She spent the next five years focusing on TV presenting for music and sports channels before returning to university in Israel.
Becky recalled: "I was a broadcast journalist when I was 20. When my dad became a professional basketball player, I used to go to all the games.
"One of the guys who was reporting on one of his games came up to me and asked if I was interested in reporting, so I said 'of course' as I had a passion for the sport.
"It was a terrifying experience as I was dropped straight in at the deep end, live on air.
"The director said, 'I want the people at home to get that you enjoy what you're doing, and that you understand what you're doing', and thankfully they did."
Becky moved to London at 25 and became the host of MTV's European music channel from 2003.
"They wanted an Israeli because 50 per cent of the advertising revenue came from Israel," she explained.
"They had two on-air British people, but the channel did not go out in the UK so they wanted an Israeli face to keep the sponsorship stream going.
"They saw about 300 people, but, thankfully, chose me."
While living in the UK, Becky's eyes had been opened to the bias of the British media against Israel - especially during the Gaza conflict in 2004, where her brother was in combat.
She explained: "I was exposed to it on a daily basis. A lot of my friends were coming to me with anti-Israel bias because of what they saw on British TV news and I realised it was a terrible situation because the media really has the power to affect what people think."

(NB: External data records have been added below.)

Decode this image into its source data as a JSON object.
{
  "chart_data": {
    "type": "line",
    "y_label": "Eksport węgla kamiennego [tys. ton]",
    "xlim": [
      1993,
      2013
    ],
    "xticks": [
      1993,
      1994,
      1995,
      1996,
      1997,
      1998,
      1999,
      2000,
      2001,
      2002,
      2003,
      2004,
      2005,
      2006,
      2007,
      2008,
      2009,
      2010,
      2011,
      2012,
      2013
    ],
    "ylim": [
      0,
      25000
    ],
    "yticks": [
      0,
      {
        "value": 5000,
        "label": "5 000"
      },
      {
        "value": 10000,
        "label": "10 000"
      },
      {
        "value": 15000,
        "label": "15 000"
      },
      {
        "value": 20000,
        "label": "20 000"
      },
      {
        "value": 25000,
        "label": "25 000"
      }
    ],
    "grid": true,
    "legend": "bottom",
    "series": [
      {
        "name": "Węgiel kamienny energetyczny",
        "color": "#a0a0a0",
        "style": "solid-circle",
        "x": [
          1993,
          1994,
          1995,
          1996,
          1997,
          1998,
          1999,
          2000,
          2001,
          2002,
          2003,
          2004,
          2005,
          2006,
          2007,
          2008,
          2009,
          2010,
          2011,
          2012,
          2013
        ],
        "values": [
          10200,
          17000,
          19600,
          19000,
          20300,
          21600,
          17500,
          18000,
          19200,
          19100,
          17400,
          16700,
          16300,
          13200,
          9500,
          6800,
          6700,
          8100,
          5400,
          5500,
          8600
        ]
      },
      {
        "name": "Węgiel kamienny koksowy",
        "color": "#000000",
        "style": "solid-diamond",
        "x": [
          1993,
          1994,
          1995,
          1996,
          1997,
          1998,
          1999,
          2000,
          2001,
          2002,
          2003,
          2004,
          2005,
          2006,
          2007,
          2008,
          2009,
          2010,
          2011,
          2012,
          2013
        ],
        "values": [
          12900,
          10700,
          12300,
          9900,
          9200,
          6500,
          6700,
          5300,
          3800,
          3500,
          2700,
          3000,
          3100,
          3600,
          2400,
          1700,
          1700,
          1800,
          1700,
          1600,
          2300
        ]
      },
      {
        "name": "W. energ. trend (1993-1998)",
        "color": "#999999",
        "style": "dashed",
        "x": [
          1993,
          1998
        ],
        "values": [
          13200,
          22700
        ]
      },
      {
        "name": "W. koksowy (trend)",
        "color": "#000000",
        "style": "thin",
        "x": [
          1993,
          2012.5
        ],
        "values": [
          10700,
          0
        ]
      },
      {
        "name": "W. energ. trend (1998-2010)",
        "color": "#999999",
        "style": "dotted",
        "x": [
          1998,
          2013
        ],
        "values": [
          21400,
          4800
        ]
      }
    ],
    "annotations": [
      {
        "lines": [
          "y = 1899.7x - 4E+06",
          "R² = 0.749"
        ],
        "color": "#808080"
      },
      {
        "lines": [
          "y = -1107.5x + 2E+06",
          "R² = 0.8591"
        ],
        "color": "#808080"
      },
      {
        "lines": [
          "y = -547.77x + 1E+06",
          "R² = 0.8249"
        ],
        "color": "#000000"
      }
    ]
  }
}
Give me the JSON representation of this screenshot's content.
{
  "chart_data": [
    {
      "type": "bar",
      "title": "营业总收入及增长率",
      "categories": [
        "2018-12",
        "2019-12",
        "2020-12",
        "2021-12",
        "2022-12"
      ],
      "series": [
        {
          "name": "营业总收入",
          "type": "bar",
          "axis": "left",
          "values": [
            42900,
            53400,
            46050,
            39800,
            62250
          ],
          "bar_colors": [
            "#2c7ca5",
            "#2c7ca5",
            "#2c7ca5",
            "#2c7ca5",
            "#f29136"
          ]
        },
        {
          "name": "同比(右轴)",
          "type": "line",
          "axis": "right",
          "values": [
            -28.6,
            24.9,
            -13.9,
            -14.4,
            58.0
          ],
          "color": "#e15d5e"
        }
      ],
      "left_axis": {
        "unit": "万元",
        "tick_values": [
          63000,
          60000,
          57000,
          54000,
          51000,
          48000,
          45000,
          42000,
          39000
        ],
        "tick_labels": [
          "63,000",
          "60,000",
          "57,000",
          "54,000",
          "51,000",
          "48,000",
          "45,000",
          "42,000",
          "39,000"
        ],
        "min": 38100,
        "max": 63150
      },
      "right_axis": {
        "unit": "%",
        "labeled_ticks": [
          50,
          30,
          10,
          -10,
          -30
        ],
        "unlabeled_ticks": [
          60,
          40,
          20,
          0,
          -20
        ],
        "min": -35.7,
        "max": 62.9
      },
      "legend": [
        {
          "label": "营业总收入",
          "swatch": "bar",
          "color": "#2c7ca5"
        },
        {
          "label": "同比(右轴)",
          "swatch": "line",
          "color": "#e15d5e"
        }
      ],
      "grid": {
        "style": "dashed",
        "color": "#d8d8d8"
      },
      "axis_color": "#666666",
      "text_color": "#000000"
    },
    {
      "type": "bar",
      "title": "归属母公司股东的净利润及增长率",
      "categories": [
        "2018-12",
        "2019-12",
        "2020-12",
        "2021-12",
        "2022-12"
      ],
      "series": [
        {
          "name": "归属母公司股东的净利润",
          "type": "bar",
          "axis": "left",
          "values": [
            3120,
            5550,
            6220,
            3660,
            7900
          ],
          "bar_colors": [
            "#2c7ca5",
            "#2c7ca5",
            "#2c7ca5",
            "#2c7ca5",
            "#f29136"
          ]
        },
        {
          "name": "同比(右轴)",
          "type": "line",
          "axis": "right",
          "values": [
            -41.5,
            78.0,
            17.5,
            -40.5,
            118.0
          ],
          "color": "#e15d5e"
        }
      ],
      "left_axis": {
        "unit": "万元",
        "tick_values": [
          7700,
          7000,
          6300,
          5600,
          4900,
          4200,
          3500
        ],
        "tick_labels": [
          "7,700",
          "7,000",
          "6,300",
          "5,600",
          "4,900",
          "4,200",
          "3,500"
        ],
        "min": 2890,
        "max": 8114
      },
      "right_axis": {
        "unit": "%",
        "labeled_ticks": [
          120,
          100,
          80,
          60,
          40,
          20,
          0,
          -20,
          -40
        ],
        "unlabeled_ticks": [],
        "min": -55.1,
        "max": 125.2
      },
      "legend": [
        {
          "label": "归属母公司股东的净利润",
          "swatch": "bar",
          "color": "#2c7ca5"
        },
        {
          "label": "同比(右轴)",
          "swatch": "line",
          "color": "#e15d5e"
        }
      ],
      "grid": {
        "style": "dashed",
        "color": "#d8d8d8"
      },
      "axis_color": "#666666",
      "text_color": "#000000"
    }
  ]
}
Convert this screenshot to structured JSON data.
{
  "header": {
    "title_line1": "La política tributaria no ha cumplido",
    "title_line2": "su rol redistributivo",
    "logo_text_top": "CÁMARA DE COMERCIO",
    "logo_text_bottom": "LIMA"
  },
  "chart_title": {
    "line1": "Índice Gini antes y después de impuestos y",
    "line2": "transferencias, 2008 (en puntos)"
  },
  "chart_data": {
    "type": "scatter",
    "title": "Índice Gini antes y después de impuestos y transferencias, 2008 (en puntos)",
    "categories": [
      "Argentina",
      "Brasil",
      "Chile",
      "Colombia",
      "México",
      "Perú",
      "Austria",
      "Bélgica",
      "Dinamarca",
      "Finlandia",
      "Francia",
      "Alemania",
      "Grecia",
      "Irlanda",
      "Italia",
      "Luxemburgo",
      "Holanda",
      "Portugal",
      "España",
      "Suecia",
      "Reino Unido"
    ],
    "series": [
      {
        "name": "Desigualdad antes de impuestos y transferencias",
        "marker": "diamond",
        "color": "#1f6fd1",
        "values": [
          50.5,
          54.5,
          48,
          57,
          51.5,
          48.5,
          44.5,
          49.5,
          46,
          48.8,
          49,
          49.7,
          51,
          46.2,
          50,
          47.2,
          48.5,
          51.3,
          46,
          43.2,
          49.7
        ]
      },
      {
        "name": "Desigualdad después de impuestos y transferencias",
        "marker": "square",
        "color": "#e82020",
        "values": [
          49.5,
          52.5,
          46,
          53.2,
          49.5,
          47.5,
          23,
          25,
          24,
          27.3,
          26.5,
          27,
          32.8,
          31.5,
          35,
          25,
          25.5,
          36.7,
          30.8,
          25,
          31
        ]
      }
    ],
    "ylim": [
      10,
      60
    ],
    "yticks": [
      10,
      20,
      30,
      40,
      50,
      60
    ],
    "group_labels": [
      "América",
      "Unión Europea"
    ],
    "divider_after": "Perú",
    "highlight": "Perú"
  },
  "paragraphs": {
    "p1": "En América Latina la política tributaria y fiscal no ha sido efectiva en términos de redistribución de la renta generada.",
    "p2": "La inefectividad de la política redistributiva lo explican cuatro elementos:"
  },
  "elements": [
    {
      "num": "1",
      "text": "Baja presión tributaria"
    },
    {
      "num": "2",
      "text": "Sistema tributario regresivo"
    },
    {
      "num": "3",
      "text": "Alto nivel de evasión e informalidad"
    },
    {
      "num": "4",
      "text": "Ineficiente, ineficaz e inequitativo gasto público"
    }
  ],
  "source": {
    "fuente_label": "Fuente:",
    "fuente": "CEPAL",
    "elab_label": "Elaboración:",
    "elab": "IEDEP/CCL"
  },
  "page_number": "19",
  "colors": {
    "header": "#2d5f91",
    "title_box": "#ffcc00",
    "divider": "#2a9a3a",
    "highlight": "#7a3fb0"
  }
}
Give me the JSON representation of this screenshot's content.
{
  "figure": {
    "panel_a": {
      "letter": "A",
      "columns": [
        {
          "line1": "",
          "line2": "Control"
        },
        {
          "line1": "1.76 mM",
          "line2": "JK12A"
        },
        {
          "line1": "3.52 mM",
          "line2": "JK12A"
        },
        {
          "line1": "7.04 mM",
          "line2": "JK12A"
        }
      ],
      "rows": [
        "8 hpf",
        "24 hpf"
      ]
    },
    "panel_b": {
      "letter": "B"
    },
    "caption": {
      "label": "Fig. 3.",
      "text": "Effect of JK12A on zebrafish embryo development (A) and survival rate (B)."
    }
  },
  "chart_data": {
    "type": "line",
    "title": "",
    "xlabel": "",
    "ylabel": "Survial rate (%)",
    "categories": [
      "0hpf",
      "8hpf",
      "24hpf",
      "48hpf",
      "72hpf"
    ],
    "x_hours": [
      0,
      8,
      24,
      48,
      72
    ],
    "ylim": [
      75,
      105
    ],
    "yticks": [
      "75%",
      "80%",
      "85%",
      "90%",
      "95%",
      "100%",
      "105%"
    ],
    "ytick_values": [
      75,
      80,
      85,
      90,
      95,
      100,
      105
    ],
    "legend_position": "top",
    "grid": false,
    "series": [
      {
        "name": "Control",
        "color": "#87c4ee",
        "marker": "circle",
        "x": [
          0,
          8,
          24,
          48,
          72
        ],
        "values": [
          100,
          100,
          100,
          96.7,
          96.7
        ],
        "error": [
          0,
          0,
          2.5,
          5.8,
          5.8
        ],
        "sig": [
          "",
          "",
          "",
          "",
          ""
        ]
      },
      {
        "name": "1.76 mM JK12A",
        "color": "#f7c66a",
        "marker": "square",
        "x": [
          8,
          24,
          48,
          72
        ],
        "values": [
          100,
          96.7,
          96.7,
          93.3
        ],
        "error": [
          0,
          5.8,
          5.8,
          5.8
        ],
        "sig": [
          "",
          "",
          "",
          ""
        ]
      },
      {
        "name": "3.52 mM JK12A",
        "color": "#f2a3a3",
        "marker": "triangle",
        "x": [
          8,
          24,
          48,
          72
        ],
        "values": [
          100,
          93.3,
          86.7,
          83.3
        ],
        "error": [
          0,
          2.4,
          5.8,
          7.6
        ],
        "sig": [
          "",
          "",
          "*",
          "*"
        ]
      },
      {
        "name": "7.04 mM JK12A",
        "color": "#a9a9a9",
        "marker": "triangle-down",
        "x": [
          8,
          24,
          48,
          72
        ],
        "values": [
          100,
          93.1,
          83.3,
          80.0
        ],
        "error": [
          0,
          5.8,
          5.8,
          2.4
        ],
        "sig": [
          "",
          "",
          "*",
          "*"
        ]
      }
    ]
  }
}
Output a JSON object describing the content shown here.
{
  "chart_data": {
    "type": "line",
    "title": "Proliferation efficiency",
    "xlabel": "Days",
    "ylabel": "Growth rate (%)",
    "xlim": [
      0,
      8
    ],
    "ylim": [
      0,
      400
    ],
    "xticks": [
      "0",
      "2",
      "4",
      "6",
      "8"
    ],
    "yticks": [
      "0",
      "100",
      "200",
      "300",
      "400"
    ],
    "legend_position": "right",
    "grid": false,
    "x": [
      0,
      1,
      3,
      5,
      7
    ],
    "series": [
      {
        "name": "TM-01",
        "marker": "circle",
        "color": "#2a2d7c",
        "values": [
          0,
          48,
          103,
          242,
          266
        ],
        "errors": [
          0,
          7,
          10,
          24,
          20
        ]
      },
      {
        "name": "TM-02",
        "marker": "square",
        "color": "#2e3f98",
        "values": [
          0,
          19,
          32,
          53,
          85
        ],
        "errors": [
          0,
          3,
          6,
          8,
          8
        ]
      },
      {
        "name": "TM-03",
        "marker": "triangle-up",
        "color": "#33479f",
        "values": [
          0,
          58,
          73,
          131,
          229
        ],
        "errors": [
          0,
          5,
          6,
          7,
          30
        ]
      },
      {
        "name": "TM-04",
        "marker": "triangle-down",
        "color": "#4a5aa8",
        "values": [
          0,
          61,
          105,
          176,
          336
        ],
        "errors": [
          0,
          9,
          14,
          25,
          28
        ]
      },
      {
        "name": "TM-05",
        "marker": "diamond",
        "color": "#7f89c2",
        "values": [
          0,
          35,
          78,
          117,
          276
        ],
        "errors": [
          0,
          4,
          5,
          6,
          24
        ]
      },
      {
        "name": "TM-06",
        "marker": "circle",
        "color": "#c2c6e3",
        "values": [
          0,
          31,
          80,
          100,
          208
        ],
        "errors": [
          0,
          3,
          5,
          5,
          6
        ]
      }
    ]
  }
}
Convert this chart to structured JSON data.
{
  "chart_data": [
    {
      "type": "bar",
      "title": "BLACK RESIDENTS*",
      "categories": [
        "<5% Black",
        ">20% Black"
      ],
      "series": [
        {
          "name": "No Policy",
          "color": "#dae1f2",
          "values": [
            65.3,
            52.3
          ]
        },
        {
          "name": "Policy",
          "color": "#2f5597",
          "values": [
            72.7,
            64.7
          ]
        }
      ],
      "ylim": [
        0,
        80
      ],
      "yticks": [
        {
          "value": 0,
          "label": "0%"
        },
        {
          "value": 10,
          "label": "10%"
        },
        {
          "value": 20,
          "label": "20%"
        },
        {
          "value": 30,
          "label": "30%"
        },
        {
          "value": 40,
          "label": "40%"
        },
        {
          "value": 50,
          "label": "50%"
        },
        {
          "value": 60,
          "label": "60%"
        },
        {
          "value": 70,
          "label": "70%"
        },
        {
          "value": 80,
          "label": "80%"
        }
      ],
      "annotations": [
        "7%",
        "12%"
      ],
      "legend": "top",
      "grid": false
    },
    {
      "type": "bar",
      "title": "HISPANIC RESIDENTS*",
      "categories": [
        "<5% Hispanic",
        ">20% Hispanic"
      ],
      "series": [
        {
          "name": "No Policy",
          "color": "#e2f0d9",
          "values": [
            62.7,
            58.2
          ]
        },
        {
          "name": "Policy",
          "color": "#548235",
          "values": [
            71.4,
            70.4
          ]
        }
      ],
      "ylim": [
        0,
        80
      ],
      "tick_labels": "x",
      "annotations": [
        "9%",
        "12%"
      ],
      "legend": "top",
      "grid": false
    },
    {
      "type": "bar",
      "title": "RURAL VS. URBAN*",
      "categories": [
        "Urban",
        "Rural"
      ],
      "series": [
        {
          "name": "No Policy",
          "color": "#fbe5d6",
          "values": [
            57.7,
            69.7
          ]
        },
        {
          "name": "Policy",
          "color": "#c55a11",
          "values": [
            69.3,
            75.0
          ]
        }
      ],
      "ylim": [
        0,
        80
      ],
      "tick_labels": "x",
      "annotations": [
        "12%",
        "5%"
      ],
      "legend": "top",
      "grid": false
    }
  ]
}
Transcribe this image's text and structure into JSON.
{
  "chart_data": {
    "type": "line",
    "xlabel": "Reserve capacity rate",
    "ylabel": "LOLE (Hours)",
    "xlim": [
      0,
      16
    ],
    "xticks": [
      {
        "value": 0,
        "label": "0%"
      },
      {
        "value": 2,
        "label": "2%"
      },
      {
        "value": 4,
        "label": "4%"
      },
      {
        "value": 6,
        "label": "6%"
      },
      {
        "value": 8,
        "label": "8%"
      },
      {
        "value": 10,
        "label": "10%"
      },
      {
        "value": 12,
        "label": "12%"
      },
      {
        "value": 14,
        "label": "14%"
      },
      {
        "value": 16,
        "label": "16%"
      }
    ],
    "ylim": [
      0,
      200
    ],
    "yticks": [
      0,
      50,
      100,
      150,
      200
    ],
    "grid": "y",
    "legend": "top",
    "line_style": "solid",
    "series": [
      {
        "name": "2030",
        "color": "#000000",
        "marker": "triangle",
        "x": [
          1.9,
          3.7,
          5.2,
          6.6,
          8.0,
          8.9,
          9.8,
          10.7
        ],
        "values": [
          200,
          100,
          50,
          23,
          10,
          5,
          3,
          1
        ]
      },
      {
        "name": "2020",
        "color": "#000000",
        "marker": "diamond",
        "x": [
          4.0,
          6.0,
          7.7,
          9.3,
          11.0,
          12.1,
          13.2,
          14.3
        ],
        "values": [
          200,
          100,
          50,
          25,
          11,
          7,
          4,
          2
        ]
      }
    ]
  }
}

She said that playing the dance track Weapon of Mass Destruction by Faithless "really stood out" because of the lyric 'Misinformation is a weapon of mass destruction'.
"It is no wonder that antisemitism is on the rise in the UK," she said. "It is hard not to connect the dots."
When Becky returned to Israel to finish her studies, social media website Myspace was beginning to gain steam and she had decided to open an account with the sole aim of telling the truth.
She said: "I opened up an account to share the perspective as a non-political Israeli, as a civilian who has family in the army.
"It received a lot of traction as people began reading it, thanking me for sharing things that do not receive attention in the media. This is how I have been using my social media accounts ever since."
Becky has gained notoriety for her influence on social media through her Twitter account - @dorothyofisrael - and her Facebook pages.
She explained: "I find that on Twitter, I'm actually able to make a little bit of a change, because Twitter is where the media lives.
"It is where the journalists are and it has become the centre of everything that is news.
"Whether it was during last year's war or the current conflict, I can tweet editors, reporters or anyone involved within the news who reads or posts something factually incorrect and put pressure on them to change it.
"More often than not, I have managed to successfully get them to change it.
"Jake Tapper from CNN has been following me since the 2014 Gaza conflict and he is the only American media news person who brought up the Palestinian incitement by (Mahmoud) Abbas when he was interviewing a Palestinian official who was sitting there blaming the Israelis and the 'occupation'.
"I am a real person so I find that people appreciate my honesty. I am not a mouthpiece for Israel or a Zionist troll and I am not really a fan of (Israeli Prime Minister) Benjamin Netanyahu, so I can point out the mistakes of both sides in this conflict."The charismatic 37-year-old was unable to articulate her feelings regarding the current situation with Israel and the Palestinians.
She said: "It is a horrible situation, there are no words to describe the current situation - terrible, awful, tragic, sad - nothing comes close.
"The worst part is that there is no real end in sight and that we, as Israelis, have become accustomed to it. There have been so many attacks on a daily basis that we are used to it now.
"If it had been in any other country, it would be everywhere, all over the news.
"If you were in America or Britain and you came charging at the police with a knife, you would be shot, so why is it such a surprise when it happens in Israel?
"Unfortunately, I have no idea where this current wave of violence is going to end up because it is no longer about the perceived occupation."
Becky's outspoken attitude on Twitter has seen her gain such notable followers as former White House press secretary Ari Fleischer.
She said: "I think there are certain things the Israeli government could have done differently, that would have stopped this being such a phenomenon around the world.
"For example, providing proper education to the young people who are stuck between the Palestinian Liberation Organisation and the Israeli government, the ones in east Jerusalem who have blue cards and civilian rights.
"The situation has now become so major and so many things are taking place that events such as an Israeli flying over to Syria on a hand-glider to join ISIS last month, which would be major news in any other country, becomes forgotten about.
"The Nazis may not have been so powerful if the Germans had not been so poor at the time and it is so easy to create collective narcissism when people are desperate and poor and you have that happening on both sides.
"(Former Israeli Prime Minister) Yitzhak Rabin was murdered in the name of Jewish law, so both sides have their extremists."
Becky's future plans are hopeful ones in the fight to increase activism online as she is planning to set up her own training courses to help people advocate for Israel online.
She also writes for the sports section of the biggest finance magazine in Israel, Calcalist.
When I asked Becky what the biggest highlight of her extensive career was, she shared that at the age of 22, she interviewed former Israeli president Shimon Peres.
She recalled: "It was amazing. The first thing I wanted to do after interviewing him was to go home and watch the tape.
"I was worried I looked like such an idiot as I was grinning so much from the fact that such an incredible man had spoken to me and said my name.